En eso empezó a correr más rápido sucediendo algo. En los pasos rápidos que daban entre los matorrales María resbaló con una guanábana podrida cayendo drásticamente al piso golpeando el piso rocoso del riachuelo donde ella quería llegar. Juan que iba un poco atrás solo oyó un resbalón. Al verla, corrió donde ella, para ver que había sucedido y levantarle de donde se encontraba. Juan entró en desespero y trato de levantarla; en eso vio sangre que corría por la cabeza y salía de la nariz. Juan intentó levantarla agitándola, tocándole en la cara  y hablarle pero no conseguía respuesta de ella, no había gemido, no había queja. Sus parpados estaban pesados y sus manos no respondían a movimiento alguno. Juan solo dijo para sí – está muerta…

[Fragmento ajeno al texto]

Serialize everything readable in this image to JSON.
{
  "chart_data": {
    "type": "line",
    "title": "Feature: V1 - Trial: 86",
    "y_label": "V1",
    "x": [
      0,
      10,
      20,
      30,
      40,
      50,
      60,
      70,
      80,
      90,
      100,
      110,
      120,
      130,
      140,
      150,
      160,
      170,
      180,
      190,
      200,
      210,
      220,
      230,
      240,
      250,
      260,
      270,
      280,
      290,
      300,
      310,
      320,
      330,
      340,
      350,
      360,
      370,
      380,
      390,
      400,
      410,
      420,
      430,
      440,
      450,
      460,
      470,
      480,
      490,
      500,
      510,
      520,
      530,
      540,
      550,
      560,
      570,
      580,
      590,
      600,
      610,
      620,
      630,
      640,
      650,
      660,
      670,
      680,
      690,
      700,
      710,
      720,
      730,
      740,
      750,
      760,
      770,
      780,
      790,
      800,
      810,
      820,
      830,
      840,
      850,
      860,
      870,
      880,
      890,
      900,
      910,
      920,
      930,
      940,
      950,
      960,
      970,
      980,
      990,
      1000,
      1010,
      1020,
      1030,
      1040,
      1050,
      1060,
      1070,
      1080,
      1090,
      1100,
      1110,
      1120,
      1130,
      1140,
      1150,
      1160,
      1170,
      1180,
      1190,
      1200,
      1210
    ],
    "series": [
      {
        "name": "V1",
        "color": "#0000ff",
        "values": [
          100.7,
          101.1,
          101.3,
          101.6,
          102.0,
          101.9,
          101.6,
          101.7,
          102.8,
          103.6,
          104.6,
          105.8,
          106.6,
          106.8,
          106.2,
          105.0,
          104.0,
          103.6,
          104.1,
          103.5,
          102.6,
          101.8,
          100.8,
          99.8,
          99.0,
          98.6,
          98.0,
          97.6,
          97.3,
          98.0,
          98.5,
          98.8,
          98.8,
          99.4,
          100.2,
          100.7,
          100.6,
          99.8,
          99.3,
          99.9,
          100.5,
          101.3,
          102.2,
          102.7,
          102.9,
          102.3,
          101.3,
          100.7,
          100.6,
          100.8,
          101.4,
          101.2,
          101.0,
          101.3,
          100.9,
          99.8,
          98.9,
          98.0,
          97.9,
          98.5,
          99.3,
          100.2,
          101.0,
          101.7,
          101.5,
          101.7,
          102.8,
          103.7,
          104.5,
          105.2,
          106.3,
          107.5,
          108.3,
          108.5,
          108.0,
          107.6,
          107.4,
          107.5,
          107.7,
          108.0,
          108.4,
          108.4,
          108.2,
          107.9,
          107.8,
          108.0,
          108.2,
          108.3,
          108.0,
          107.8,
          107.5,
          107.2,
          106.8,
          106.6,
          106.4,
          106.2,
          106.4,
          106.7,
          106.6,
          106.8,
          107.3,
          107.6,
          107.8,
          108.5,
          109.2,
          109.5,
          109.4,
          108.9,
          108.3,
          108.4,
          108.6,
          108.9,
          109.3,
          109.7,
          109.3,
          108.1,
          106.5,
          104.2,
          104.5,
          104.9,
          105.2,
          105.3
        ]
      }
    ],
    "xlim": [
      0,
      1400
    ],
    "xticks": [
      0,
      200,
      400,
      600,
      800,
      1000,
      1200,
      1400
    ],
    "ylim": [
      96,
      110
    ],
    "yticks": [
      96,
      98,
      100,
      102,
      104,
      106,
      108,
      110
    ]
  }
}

Juan entró en desespero y no encontraba qué hacer con el cuerpo de María tirado en el piso. Pensó en volver a la casa para decir lo sucedido pero eso sería su penuria y nadie le creería; pensarían que fue él que le había hecho tal cosa.

Comenzó a correr rápido sin parar. Abandono el lugar antes que cualquiera se enterara que aquella mujer que conoció en el rio pereció en aquel tramo baldío y maldito. Solo pensaba en correr y maldecía el momento en que aceptó la invitación de la dama a ese sitio. Sabía que lo buscarían porque una mujer con segundo nombre Inés no es cualquier mujer, así que corrió.  Pero saliendo y haciendo camino por los yerbajos velozmente, se topó repentinamente con un hombre de collares, era de tez oscura y vestía de blanco. Juan solo vio como este lo miró sordamente como si supiera a donde lo llevaría tal infortunio.
Así comienza la tragedia de Juan Jiménez.


 Este relato ocurrió en Puerto Rico durante 1698.